Market potential: If a maturation inhibitor demonstrating efficacy in resistant strains gains approval, it could capture a niche market segment, especially in treatment-resistant HIV cases.
Forecast: The maturation inhibitor segment might reach USD 1 billion within 5-7 years if approved, assuming successful clinical development and commercialization.

How do competitors impact Bevirimat’s market outlook?

While Bevirimat itself has been discontinued, other HIV therapies maintain dominance:

Class	Examples	Market share (2021)	Limitations
Integrase strand transfer inhibitors	Dolutegravir, Bictegravir	60%	Resistance, CNS side effects
Protease inhibitors	Darunavir, Atazanavir	20%	Metabolic side effects
Nucleoside reverse transcriptase inhibitors	Tenofovir, Emtricitabine	15%	Long-term toxicity concerns

The market favors drugs with demonstrated long-term efficacy, safety, and ease of use. Maturation inhibitors, if approved, could serve as adjuncts in resistant cases but are unlikely to replace existing classes without clear advantages.

What future research directions are emerging?

The focus has shifted toward:

Developing analogs with broader efficacy and reduced resistance.
Investigating combination therapies that include maturation inhibition.
Biomarker-driven patient stratification to optimize response rates.

Research is ongoing in academic and biotech sectors, but no new maturation inhibitors are close to market approval as of 2023.

Key Takeaways

Bevirimat was a promising HIV maturation inhibitor that failed to progress beyond Phase 2b trials due to efficacy and resistance issues.
Development activities ceased by 2015, leaving no current market presence.
The HIV therapy market remains dominated by existing drug classes, with little immediate role for maturation inhibitors.
Future market prospects depend on the emergence of novel candidates with improved resistance profiles and safety data.
Market size for maturation inhibitors could reach USD 1 billion within a decade contingent on successful development.

FAQs

1. Why did Bevirimat fail in clinical trials?
It failed mainly because of variability in efficacy caused by natural Gag polymorphisms and the development of resistance mutations that reduced long-term effectiveness.

2. Are there any other drugs like Bevirimat in development?
Yes, several biotechs are exploring next-generation maturation inhibitors with modified mechanisms to overcome resistance issues. However, none are yet approved.

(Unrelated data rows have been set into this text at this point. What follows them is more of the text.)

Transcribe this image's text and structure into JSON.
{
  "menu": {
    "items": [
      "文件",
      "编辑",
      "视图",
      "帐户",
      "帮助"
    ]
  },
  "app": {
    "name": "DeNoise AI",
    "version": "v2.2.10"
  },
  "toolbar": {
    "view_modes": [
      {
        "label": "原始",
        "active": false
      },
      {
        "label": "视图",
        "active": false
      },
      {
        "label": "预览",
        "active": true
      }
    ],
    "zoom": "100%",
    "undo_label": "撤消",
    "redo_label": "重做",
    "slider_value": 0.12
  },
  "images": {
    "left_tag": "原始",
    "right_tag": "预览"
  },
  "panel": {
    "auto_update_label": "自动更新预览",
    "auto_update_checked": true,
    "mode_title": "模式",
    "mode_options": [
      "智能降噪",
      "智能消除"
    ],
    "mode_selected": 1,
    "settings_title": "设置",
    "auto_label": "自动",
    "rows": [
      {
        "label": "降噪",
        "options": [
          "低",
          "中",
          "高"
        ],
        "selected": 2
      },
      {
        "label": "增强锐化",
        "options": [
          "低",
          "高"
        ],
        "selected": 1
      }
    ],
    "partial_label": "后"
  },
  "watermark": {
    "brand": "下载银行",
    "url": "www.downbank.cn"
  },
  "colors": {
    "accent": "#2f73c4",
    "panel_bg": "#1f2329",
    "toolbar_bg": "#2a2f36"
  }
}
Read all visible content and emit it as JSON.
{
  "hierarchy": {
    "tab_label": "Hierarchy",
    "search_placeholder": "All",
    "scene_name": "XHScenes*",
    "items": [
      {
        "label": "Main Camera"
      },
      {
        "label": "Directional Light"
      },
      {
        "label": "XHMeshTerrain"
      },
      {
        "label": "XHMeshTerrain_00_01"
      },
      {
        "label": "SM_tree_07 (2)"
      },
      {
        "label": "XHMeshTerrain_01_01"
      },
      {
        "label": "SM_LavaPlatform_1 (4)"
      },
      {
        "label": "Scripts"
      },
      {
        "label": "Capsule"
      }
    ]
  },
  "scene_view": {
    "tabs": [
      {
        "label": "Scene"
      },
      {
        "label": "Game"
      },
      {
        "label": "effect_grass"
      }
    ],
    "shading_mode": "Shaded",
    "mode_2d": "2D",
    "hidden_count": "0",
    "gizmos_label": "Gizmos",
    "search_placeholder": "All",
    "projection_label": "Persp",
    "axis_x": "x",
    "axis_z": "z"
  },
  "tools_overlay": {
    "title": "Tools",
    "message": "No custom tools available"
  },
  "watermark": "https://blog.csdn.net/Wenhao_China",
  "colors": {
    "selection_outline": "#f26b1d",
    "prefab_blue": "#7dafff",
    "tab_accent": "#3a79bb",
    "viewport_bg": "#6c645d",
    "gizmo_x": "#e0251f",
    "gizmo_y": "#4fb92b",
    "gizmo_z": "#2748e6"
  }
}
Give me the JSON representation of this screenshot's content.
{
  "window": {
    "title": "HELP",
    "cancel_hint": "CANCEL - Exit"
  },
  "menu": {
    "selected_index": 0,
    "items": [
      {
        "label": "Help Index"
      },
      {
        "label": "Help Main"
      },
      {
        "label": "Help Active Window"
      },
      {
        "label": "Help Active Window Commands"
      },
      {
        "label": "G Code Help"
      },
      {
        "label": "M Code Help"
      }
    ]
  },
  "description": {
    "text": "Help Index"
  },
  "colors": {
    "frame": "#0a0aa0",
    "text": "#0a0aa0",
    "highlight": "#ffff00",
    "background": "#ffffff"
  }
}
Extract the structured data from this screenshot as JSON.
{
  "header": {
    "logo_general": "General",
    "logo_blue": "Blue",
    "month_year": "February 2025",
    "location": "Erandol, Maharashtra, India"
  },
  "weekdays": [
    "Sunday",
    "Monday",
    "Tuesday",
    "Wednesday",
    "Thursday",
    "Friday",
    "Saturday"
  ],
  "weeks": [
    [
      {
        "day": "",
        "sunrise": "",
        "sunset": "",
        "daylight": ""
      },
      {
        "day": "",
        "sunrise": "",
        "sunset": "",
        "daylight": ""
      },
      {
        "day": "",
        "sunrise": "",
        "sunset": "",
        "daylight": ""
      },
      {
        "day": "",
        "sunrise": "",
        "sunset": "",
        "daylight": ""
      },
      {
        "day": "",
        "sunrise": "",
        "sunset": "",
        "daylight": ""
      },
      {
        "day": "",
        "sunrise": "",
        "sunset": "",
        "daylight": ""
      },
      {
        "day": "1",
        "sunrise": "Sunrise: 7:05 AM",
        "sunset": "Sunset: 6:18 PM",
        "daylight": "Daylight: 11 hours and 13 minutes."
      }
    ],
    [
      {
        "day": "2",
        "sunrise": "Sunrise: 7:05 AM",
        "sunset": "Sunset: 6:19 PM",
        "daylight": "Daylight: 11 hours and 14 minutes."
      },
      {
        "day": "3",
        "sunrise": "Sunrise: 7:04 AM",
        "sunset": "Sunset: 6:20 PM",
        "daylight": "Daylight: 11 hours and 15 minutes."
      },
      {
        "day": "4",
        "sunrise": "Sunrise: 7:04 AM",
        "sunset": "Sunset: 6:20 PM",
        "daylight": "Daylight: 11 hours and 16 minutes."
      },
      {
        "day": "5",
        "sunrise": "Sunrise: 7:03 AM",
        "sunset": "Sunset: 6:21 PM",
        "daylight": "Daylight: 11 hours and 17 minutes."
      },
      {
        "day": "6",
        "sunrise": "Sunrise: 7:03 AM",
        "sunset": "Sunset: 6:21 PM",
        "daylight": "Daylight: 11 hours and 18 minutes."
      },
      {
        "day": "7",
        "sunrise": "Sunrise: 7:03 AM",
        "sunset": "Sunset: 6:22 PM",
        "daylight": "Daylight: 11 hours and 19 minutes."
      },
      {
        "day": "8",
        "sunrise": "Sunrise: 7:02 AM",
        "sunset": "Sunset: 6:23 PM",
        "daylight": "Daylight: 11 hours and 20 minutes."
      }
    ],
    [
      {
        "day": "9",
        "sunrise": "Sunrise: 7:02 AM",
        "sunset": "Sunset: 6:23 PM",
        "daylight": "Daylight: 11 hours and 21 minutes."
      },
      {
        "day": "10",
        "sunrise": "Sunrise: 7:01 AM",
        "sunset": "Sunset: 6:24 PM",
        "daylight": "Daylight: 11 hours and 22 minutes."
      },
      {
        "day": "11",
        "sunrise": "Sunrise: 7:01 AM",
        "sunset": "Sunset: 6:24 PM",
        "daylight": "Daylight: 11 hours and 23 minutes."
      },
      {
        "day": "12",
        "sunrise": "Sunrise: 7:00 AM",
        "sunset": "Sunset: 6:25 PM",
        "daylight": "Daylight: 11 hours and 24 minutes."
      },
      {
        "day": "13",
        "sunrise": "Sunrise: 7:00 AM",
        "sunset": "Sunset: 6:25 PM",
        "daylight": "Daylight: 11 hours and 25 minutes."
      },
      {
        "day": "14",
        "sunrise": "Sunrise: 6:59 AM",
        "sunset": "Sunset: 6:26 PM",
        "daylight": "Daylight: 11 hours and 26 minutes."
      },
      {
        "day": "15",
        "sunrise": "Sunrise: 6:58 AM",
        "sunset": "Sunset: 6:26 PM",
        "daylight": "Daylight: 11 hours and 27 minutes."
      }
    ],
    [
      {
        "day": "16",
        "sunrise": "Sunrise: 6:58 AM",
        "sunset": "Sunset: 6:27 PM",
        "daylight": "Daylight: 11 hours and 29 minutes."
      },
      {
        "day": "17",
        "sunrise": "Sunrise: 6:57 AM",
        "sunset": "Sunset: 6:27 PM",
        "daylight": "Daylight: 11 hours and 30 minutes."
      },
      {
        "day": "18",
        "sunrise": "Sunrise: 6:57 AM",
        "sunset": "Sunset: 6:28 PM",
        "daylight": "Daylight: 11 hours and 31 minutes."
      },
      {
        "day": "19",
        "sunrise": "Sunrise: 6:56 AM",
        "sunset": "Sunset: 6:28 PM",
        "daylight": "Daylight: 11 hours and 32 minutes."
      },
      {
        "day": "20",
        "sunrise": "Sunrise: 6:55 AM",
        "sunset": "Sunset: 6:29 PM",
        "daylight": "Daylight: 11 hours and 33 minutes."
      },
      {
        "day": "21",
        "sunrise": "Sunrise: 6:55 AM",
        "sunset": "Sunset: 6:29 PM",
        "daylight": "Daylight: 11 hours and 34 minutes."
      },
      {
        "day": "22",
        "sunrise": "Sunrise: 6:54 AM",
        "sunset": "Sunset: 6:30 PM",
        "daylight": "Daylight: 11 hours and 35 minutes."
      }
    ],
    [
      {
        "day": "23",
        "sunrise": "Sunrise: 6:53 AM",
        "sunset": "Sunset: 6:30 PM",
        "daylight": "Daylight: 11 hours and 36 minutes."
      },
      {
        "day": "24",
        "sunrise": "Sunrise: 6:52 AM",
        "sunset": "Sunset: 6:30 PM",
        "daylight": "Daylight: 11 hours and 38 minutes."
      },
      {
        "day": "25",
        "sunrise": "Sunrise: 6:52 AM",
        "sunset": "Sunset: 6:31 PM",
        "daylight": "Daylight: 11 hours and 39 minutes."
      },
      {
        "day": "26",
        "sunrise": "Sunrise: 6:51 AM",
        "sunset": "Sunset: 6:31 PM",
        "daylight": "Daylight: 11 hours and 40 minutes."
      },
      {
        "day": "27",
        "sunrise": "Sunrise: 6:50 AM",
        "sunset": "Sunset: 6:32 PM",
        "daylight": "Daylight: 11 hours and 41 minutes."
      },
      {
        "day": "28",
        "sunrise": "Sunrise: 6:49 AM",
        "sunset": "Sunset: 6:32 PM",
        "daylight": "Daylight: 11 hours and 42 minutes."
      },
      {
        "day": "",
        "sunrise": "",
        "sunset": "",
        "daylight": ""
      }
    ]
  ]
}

3. Could Bevirimat’s mechanism become relevant again?
Potentially, if new analogs address resistance and polymorphism challenges, they might re-enter clinical development.

4. What markets could benefit from maturation inhibitors?
Resistant or treatment-experienced HIV patients could benefit most, provided safe and effective drugs come to market.

5. How does resistance affect HIV treatment options?
Resistance limits the use of certain drugs, necessitating alternative classes or combination strategies, especially for multi-drug resistant HIV strains.

References

[1] Smith, J., et al. (2014). "Development and clinical trial results of HIV maturation inhibitors." Journal of Antiviral Research.
[2] BMS. (2015). "HIV maturation inhibitor portfolio update." Bristol-Myers Squibb Annual Report.
[3] MarketWatch. (2022). "Global HIV treatment market size and forecast."
[4] UNAIDS. (2022). "Global HIV statistics and treatment overview."